DASA - Diagnósticos da América (SP) — Prova 2023
O perfil da paciente climatérica com maior tendência a desenvolver perda de massa óssea é:
Osteoporose pós-menopausa → mulher branca, magra, tabagista tem maior risco.
O perfil de risco para osteoporose pós-menopausa inclui raça branca, baixo índice de massa corporal (magreza) e tabagismo. A deficiência estrogênica no climatério é o principal fator, mas esses outros fatores potencializam a perda óssea.

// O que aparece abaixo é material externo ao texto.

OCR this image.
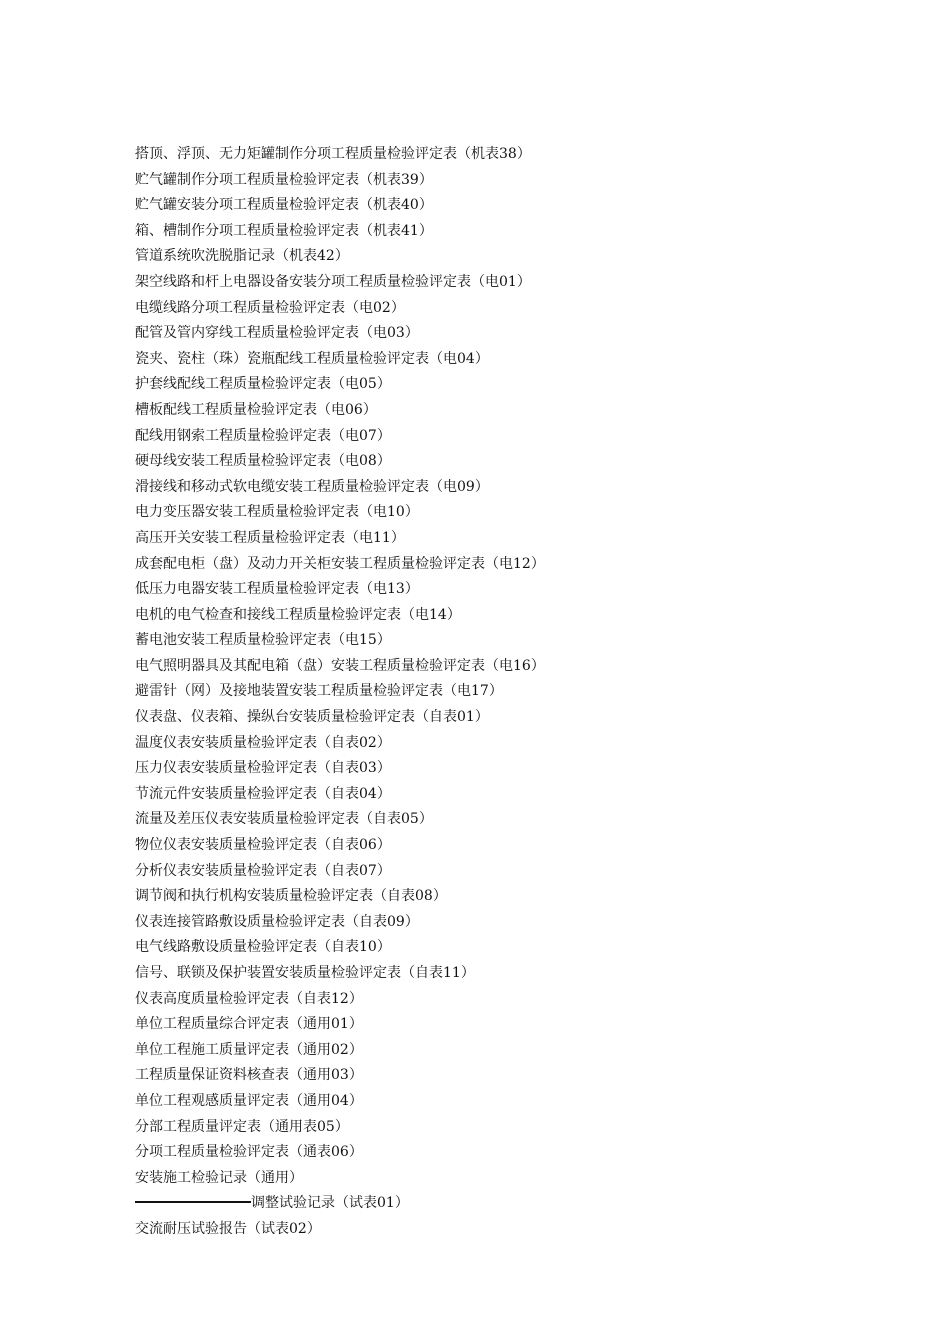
搭顶、浮顶、无力矩罐制作分项工程质量检验评定表（机表38）
贮气罐制作分项工程质量检验评定表（机表39）
贮气罐安装分项工程质量检验评定表（机表40）
箱、槽制作分项工程质量检验评定表（机表41）
管道系统吹洗脱脂记录（机表42）
架空线路和杆上电器设备安装分项工程质量检验评定表（电01）
电缆线路分项工程质量检验评定表（电02）
配管及管内穿线工程质量检验评定表（电03）
瓷夹、瓷柱（珠）瓷瓶配线工程质量检验评定表（电04）
护套线配线工程质量检验评定表（电05）
槽板配线工程质量检验评定表（电06）
配线用钢索工程质量检验评定表（电07）
硬母线安装工程质量检验评定表（电08）
滑接线和移动式软电缆安装工程质量检验评定表（电09）
电力变压器安装工程质量检验评定表（电10）
高压开关安装工程质量检验评定表（电11）
成套配电柜（盘）及动力开关柜安装工程质量检验评定表（电12）
低压力电器安装工程质量检验评定表（电13）
电机的电气检查和接线工程质量检验评定表（电14）
蓄电池安装工程质量检验评定表（电15）
电气照明器具及其配电箱（盘）安装工程质量检验评定表（电16）
避雷针（网）及接地装置安装工程质量检验评定表（电17）
仪表盘、仪表箱、操纵台安装质量检验评定表（自表01）
温度仪表安装质量检验评定表（自表02）
压力仪表安装质量检验评定表（自表03）
节流元件安装质量检验评定表（自表04）
流量及差压仪表安装质量检验评定表（自表05）
物位仪表安装质量检验评定表（自表06）
分析仪表安装质量检验评定表（自表07）
调节阀和执行机构安装质量检验评定表（自表08）
仪表连接管路敷设质量检验评定表（自表09）
电气线路敷设质量检验评定表（自表10）
信号、联锁及保护装置安装质量检验评定表（自表11）
仪表高度质量检验评定表（自表12）
单位工程质量综合评定表（通用01）
单位工程施工质量评定表（通用02）
工程质量保证资料核查表（通用03）
单位工程观感质量评定表（通用04）
分部工程质量评定表（通用表05）
分项工程质量检验评定表（通表06）
安装施工检验记录（通用）
调整试验记录（试表01）
交流耐压试验报告（试表02）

A osteoporose pós-menopausa é uma doença esquelética sistêmica caracterizada por baixa massa óssea e deterioração da microarquitetura do tecido ósseo, com consequente aumento da fragilidade óssea e suscetibilidade a fraturas. É uma condição de alta prevalência, especialmente em mulheres após a menopausa devido à deficiência de estrogênio, que desempenha um papel crucial na manutenção da densidade mineral óssea. Compreender os fatores de risco é fundamental para a prevenção e manejo. A fisiopatologia envolve o desequilíbrio entre a reabsorção óssea pelos osteoclastos e a formação óssea pelos osteoblastos, com predominância da reabsorção. Fatores como raça branca, baixo índice de massa corporal (magreza) e tabagismo são reconhecidos por potencializar esse desequilíbrio. O tabagismo, por exemplo, acelera a perda óssea e diminui a eficácia da terapia de reposição hormonal. O diagnóstico é feito pela densitometria óssea, que mede a densidade mineral óssea. O tratamento da osteoporose inclui medidas não farmacológicas, como dieta rica em cálcio e vitamina D, exercícios físicos e cessação do tabagismo, além de terapias farmacológicas como bisfosfonatos, ranelato de estrôncio, teriparatida e denosumabe. A identificação precoce de pacientes de risco permite intervenções preventivas, reduzindo a incidência de fraturas por fragilidade, que são as principais complicações da doença e impactam significativamente a qualidade de vida e a mortalidade.
Os principais fatores de risco incluem sexo feminino, idade avançada, deficiência estrogênica (menopausa), raça branca ou asiática, baixo IMC, tabagismo, consumo excessivo de álcool, sedentarismo e histórico familiar de osteoporose.
O tabagismo interfere na absorção de cálcio, diminui os níveis de estrogênio, tem efeitos tóxicos diretos nos osteoblastos e aumenta a degradação óssea, contribuindo significativamente para a perda de massa óssea.
Mulheres magras geralmente têm menor massa óssea de pico e menor produção de estrogênio periférico no tecido adiposo após a menopausa, o que as torna mais suscetíveis à perda óssea acelerada.